Posted on by Antonio Curci

Dopo l’inaugurazione con ben quattro appuntamenti dedicati alle trombe più prestigiose del panorama jazzistico nazionale e internazionale, prosegue la IX^ Rassegna “Ecotopia” dell’Associazione musicale “Nel Gioco del Jazz”. Venerdì 27 ottobre al Teatro Forma a Bari, alle 21,00  si esibisce il trio del chitarrista danese Jakob Bro che sarà accompagnato da Thomas Morgan al contrabbasso e Joey Baron alla batteria.

Il chitarrista danese Jakob Bro ha pubblicato 13 album come band leader. Già collaboratore di Paul BleyChris CheekBill Frisell, Lee Konitz, Paul Motian, Kenny Wheeler e tanti altri, continua a perfezionare il suo progetto in trio, con i suoi punti di forza su melodia, suono, spazio, stratificazioni e interazione. Il rapporto tra Bro e Thomas Morgan (Bro lo definisce “il mio compagno d’anima musicale”) è diventato qualcosa di straordinario e spesso il chitarrista e il bassista sviluppano idee improvvisate in parallelo. C’è anche una ricchezza storica nella scelta di Joey Baron come nuovo batterista della band, perché Bro ha incontrato Morgan quando il bassista stava suonando nella band di Baron una decina di anni fa. L’approccio di Jakob alla melodia riconosce l’influenza di Motian, e sia Bro che Morgan hanno suonato nei suoi ultimi ensembles.

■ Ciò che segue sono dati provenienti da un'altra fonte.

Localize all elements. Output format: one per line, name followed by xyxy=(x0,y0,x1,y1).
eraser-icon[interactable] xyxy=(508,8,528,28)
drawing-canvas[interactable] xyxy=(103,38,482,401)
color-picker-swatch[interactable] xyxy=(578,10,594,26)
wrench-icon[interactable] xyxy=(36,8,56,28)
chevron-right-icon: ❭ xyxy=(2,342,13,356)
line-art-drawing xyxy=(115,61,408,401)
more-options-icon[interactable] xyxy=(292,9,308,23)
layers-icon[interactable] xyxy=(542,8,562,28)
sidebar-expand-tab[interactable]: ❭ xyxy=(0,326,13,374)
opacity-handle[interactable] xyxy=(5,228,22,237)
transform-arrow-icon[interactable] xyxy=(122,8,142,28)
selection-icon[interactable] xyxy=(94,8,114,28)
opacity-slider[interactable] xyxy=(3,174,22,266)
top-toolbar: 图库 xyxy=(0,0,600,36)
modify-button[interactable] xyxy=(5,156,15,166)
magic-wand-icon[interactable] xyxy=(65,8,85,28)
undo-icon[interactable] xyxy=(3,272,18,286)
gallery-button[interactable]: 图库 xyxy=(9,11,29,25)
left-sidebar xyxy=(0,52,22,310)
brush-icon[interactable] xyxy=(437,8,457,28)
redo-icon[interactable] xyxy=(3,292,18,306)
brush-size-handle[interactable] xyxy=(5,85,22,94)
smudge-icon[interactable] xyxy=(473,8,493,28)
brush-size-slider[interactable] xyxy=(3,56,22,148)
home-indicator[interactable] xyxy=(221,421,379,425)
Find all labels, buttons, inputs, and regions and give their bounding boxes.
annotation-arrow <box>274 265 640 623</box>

Ancora un trio lunedì 30 ottobre sempre al Teatro Forma di Bari, alle 21,00, con i BassDrumBone di Ray Anderson (trombone), Mark Helias (contrabbasso) e Gerry Hemingway (batteria).

Il trio festeggia il suo quarantesimo anniversario con un disco doppio (“The Long Road”, Auricle Records) che vede come ospiti il pianista Jason Moran e il sassofonista Joe Lovano, scelta del tutto logica data la forte natura avventurosa di entrambi i musicisti, pur in un contesto di continuità con la tradizione.
La musica di questa formazione di culto della scena downtown newyorchese, si nutre degli elementi base del linguaggio afroamericano, il ritmo, il timbro, la forte interazione: in questo senso la sintesi, operata dai musicisti che nei decenni hanno condiviso ricerca e palcoscenici con esploratori anche molto arditi come Anthony Braxton o Wadada Leo Smith, dà conto di un felicissimo dialogo tra ciò che è “dentro” e ciò che è “fuori,” e la tensione sonora è sempre garantita da solide basi geometriche.  Non dimentichiamo poi la freschezza della pratica improvvisativa (le ultime due tracce del disco, dal vivo, ne restituiscono momenti esaltanti) che rappresenta una questione di attitudine prima ancora che di età.